No wonder FUD is widespread on the Internet with people like this.




Wow. You didn’t happen to get a photo for Flickr, did you?
jd/adobe
I thing the single strongest advantage Silverlight has on Flash is the ability to play WMV format. It’s not that the format is better then other formats flash (now) renders, as much as the vast amount of video archives out there in the WMV format.
There are of course the big sites that have FLV format archives, but up until now WMV was the best cheapest way to stream video and its not that easy convincing those sites to turn over. It cost money and time..
Silverlight 1.0 is trying to get distribution of it’s player by hooking visitors of websites with the high definition video angle.

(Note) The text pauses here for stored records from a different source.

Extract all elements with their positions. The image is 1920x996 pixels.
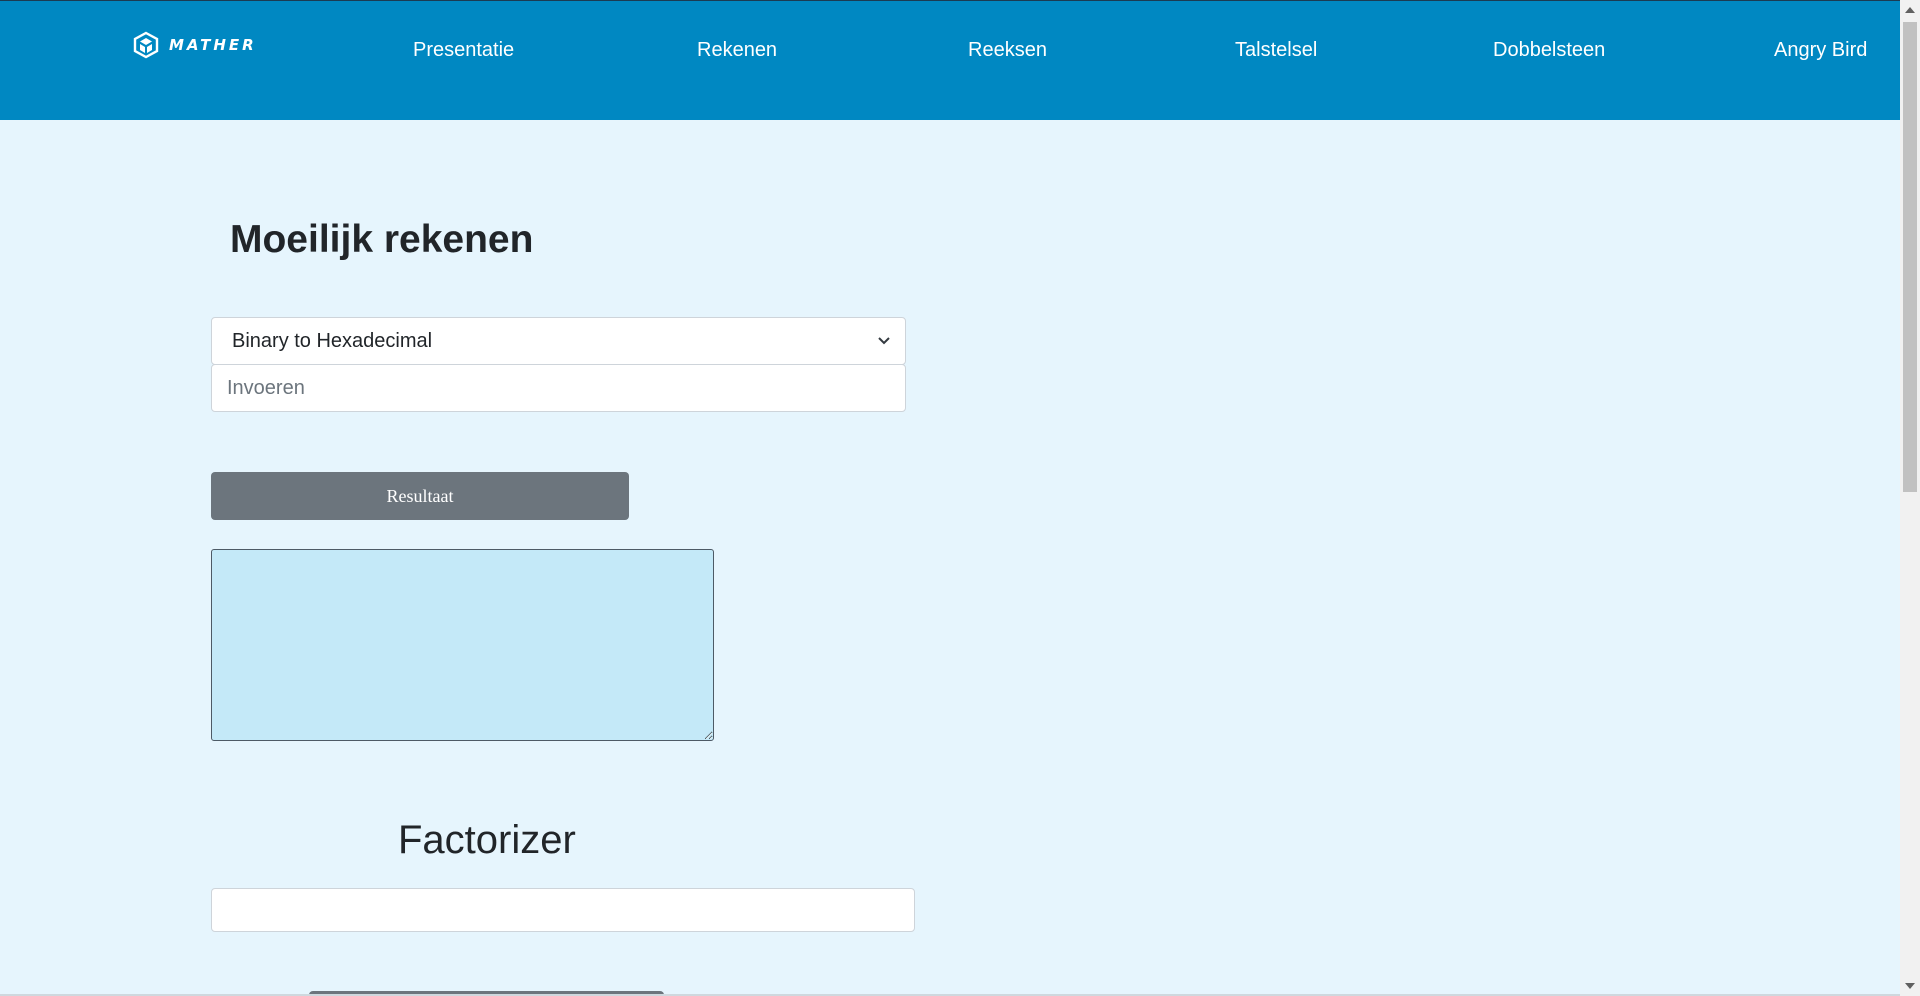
conversion-select-value: Binary to Hexadecimal — [232, 329, 433, 352]
factorizer-input[interactable] — [211, 888, 915, 932]
nav-link-presentatie[interactable]: Presentatie — [413, 39, 514, 62]
nav-link-angry-bird[interactable]: Angry Bird — [1774, 39, 1867, 62]
result-button[interactable]: Resultaat — [211, 472, 629, 520]
page-title: Moeilijk rekenen — [230, 218, 534, 261]
nav-link-rekenen[interactable]: Rekenen — [697, 39, 777, 62]
nav-link-talstelsel[interactable]: Talstelsel — [1235, 39, 1317, 62]
conversion-select[interactable]: Binary to Hexadecimal — [211, 317, 906, 365]
number-input[interactable] — [211, 364, 906, 412]
factorizer-title: Factorizer — [398, 818, 576, 862]
result-output-textarea[interactable] — [211, 549, 714, 741]
brand-logo[interactable]: MATHER — [133, 31, 257, 59]
scrollbar-thumb[interactable] — [1903, 22, 1917, 492]
chevron-down-icon — [878, 337, 890, 345]
nav-link-dobbelsteen[interactable]: Dobbelsteen — [1493, 39, 1605, 62]
nav-link-reeksen[interactable]: Reeksen — [968, 39, 1047, 62]
top-navbar: MATHER Presentatie Rekenen Reeksen Talst… — [0, 0, 1900, 120]
brand-name: MATHER — [169, 36, 257, 54]
scroll-down-arrow-icon[interactable] — [1905, 983, 1915, 989]
scroll-up-arrow-icon[interactable] — [1905, 7, 1915, 13]
cube-logo-icon — [133, 31, 159, 59]
vertical-scrollbar[interactable] — [1900, 0, 1920, 996]
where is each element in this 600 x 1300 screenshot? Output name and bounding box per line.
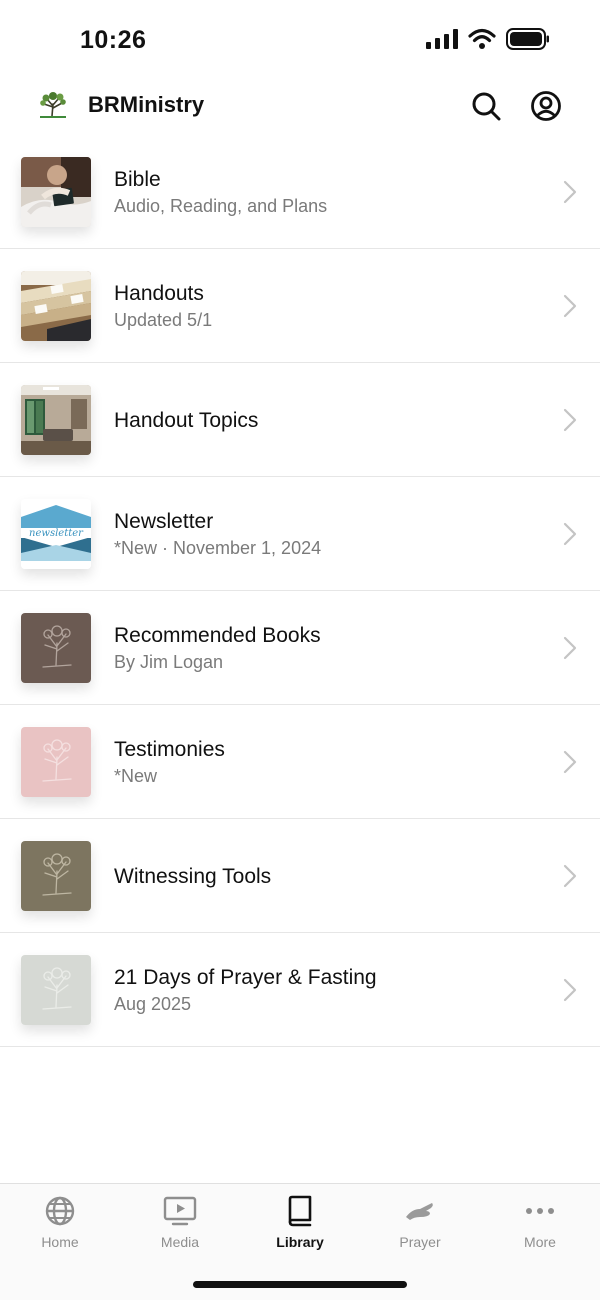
library-item-handouts[interactable]: Handouts Updated 5/1 bbox=[0, 249, 600, 363]
tab-label: Prayer bbox=[399, 1234, 441, 1250]
item-subtitle: Aug 2025 bbox=[114, 993, 192, 1014]
handout-topics-thumbnail bbox=[21, 385, 91, 455]
item-title: 21 Days of Prayer & Fasting bbox=[114, 965, 377, 989]
item-title: Bible bbox=[114, 167, 161, 191]
tree-logo-thumbnail bbox=[21, 613, 91, 683]
item-title: Recommended Books bbox=[114, 623, 321, 647]
item-title: Witnessing Tools bbox=[114, 864, 272, 888]
item-subtitle: *New · November 1, 2024 bbox=[114, 537, 322, 558]
item-subtitle: Updated 5/1 bbox=[114, 309, 213, 330]
tab-home[interactable]: Home bbox=[0, 1194, 120, 1264]
home-indicator bbox=[193, 1281, 407, 1288]
item-title: Testimonies bbox=[114, 737, 225, 761]
newsletter-thumbnail: newsletter bbox=[21, 499, 91, 569]
book-icon bbox=[288, 1195, 312, 1227]
tab-label: Media bbox=[160, 1234, 200, 1250]
cellular-signal-icon bbox=[426, 29, 458, 49]
item-subtitle: By Jim Logan bbox=[114, 651, 224, 672]
chevron-right-icon bbox=[563, 180, 577, 204]
library-list: Bible Audio, Reading, and Plans Handouts bbox=[0, 135, 600, 1047]
tab-media[interactable]: Media bbox=[120, 1194, 240, 1264]
chevron-right-icon bbox=[563, 408, 577, 432]
status-icons bbox=[426, 28, 550, 50]
tab-more[interactable]: More bbox=[480, 1194, 600, 1264]
item-subtitle: *New bbox=[114, 765, 158, 786]
item-subtitle: Audio, Reading, and Plans bbox=[114, 195, 328, 216]
search-button[interactable] bbox=[470, 90, 502, 122]
account-button[interactable] bbox=[530, 90, 562, 122]
battery-icon bbox=[506, 28, 549, 50]
app-title: BRMinistry bbox=[88, 92, 205, 117]
library-item-handout-topics[interactable]: Handout Topics bbox=[0, 363, 600, 477]
tab-label: Home bbox=[41, 1234, 79, 1250]
chevron-right-icon bbox=[563, 750, 577, 774]
play-screen-icon bbox=[163, 1196, 197, 1226]
globe-icon bbox=[45, 1196, 75, 1226]
tree-logo-thumbnail bbox=[21, 727, 91, 797]
bottom-tab-bar: Home Media Library Prayer More bbox=[0, 1183, 600, 1300]
library-item-witnessing-tools[interactable]: Witnessing Tools bbox=[0, 819, 600, 933]
account-icon bbox=[531, 91, 561, 121]
praying-hands-icon bbox=[406, 1203, 433, 1220]
more-dots-icon bbox=[526, 1208, 554, 1214]
chevron-right-icon bbox=[563, 864, 577, 888]
tab-prayer[interactable]: Prayer bbox=[360, 1194, 480, 1264]
chevron-right-icon bbox=[563, 522, 577, 546]
library-item-recommended-books[interactable]: Recommended Books By Jim Logan bbox=[0, 591, 600, 705]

This a small download of the player. Then when Silverlight with the .net framework comes about it will be be easier to update the install base with a more bloated player.
[…] Silverlight biting at Flash’s heals. And we know Microsoft won’t play fair. And as I recently found out, they are already pushing out FUD to people why they need to be using Silverlight. Please Adobe, […]
It makes you wonder what microsoft will do to react to ASTRO, but fundamentalism has no space in common day developing
Microsofts reps once again show they know nothing of there own technology
I’m no Microsoft zealot, but SilverLight does offer one extreme advantage over flash that I am personally excited about. And that’s the direct integration into the .net framework and WCF web services. Writing classic applications has never been flash’s thing, it’s not what Adobe are aiming for, but silverlight is hardwired to be app friendly. Database integration is a easy and extremely powerful(Using LINQ), and the object oriented setup of expression blend 2.5 and VS2008 allows for programmatic creation of anything using an inheritable system of controls. XAML is also the core component of any silverlight site, and is fully indexable by google unlike pre-compiled flash(Allthough google has worked around that, kinda).
This is mostly all new stuff in silverlight 2, so you will not see a lot of it until the final release. But my company is currently working on online presentation software in V2 that will allow anyone to create a presentation with a silverlight CMS to create presentations, slides, presenter notes, webpages, images, movies, terminal interfaces… Basically anything you could do in powerpoint, but with the looks of flash and the speed of .net. I have personally spent 2 weeks on the project and it is 99% finished, and I am a programmer with no design experience learning silverlight as I go. I could not have done this in flash.
Flash will still be king for videos and animations, it’s just to widely used to ever be knocked of the top and it works well, but silverlight will see the creation of a new set of graphical web applications that flash struggles to cope with.